Published online Nov 7, 2020. doi: 10.3748/wjg.v26.i41.6442
Peer-review started: August 3, 2020
First decision: August 22, 2020
Revised: September 5, 2020
Accepted: October 1, 2020
Article in press: October 1, 2020
Published online: November 7, 2020
Enema administration is a common procedure in the emergency department (ED). However, several published case reports on enema-related ischemic colitis (IC) have raised the concerns regarding the safety of enema agents. Nevertheless, information on its true incidence and characteristics are still lacking.
To investigate the incidence, timing, and risk factors of IC in patients receiving enema.
We consecutively collected the data of all adult patients receiving various enema administrations in the ED from January 2010 to December 2018 and identified patients confirmed with IC following enema. Of 8320 patients receiving glycerin enema, 19 diagnosed of IC were compared with an age-matched control group without IC.

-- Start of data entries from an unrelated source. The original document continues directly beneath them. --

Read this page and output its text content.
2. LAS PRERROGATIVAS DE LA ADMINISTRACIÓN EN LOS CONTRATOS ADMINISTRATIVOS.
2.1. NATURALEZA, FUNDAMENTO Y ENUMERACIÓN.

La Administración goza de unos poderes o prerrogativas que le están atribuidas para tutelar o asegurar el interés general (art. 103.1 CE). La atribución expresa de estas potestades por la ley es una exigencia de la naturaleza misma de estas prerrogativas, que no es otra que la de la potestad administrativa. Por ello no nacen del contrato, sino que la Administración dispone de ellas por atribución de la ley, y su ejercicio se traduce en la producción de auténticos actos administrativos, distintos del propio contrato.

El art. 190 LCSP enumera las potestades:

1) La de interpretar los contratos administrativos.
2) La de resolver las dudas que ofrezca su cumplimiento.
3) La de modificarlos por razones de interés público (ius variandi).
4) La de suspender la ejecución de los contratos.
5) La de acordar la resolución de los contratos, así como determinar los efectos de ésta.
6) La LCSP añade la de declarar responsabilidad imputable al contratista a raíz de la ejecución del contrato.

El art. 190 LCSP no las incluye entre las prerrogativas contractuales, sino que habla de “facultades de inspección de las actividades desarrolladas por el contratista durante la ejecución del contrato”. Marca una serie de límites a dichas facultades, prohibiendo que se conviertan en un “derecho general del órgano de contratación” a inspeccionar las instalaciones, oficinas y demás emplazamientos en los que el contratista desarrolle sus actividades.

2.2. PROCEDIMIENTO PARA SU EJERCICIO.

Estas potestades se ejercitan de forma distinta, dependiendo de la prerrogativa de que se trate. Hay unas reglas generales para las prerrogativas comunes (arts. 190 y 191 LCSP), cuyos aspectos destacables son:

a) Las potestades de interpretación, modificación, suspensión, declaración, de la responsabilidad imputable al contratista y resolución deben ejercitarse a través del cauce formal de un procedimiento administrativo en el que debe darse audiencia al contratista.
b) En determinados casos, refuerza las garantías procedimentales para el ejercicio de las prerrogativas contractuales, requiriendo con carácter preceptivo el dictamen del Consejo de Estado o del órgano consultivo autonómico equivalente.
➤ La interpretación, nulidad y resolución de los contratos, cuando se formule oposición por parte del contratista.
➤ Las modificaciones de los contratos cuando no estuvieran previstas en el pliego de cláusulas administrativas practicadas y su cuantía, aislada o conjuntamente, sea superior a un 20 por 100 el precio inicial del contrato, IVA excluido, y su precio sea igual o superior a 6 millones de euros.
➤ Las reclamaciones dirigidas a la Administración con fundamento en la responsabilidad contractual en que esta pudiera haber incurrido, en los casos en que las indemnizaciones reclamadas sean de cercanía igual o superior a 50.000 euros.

The incidence of IC was 0.23% among 8320 patients receiving glycerin enema; however, there was no occurrence of IC among those who used other enema agents. The mean age ± standard deviation (SD) of patients with glycerin enema-related IC was 70.2 ± 11.7. The mean time interval ± SD from glycerin enema administration to IC occurrence was 5.5 h ± 3.9 h (range 1-15 h). Of the 19 glycerin enema-related IC cases, 15 (79.0%) were diagnosed within 8 h. The independent risk factors for glycerin-related IC were the constipation score [Odds ratio (OR), 2.0; 95% confidence interval (CI): 1.1-3.5, P = 0.017] and leukocytosis (OR, 4.5; 95%CI: 1.4-14.7, P = 0.012).
The incidence of glycerin enema-related IC was 0.23% and occurred mostly in the elderly in the early period following enema administration. Glycerin enema-related IC was associated with the constipation score and leukocytosis.
Core Tip: Enema is a very safe and common procedure in the emergency department (ED). However, clinical information regarding ischemic colitis (IC) following enema is lacking. Our data shows that the incidence of IC was 0.23 % and occurred mostly in the elderly in the early period after administration of glycerin enema only. Despite the rarity of this disease, it can become relatively severe, resulting in the need for surgical resection. The independent predictive factors of glycerin enema-related IC were constipation scores and leukocytosis. Our data could provide useful information for the triage of patients necessitating observation after glycerin enema in the ED.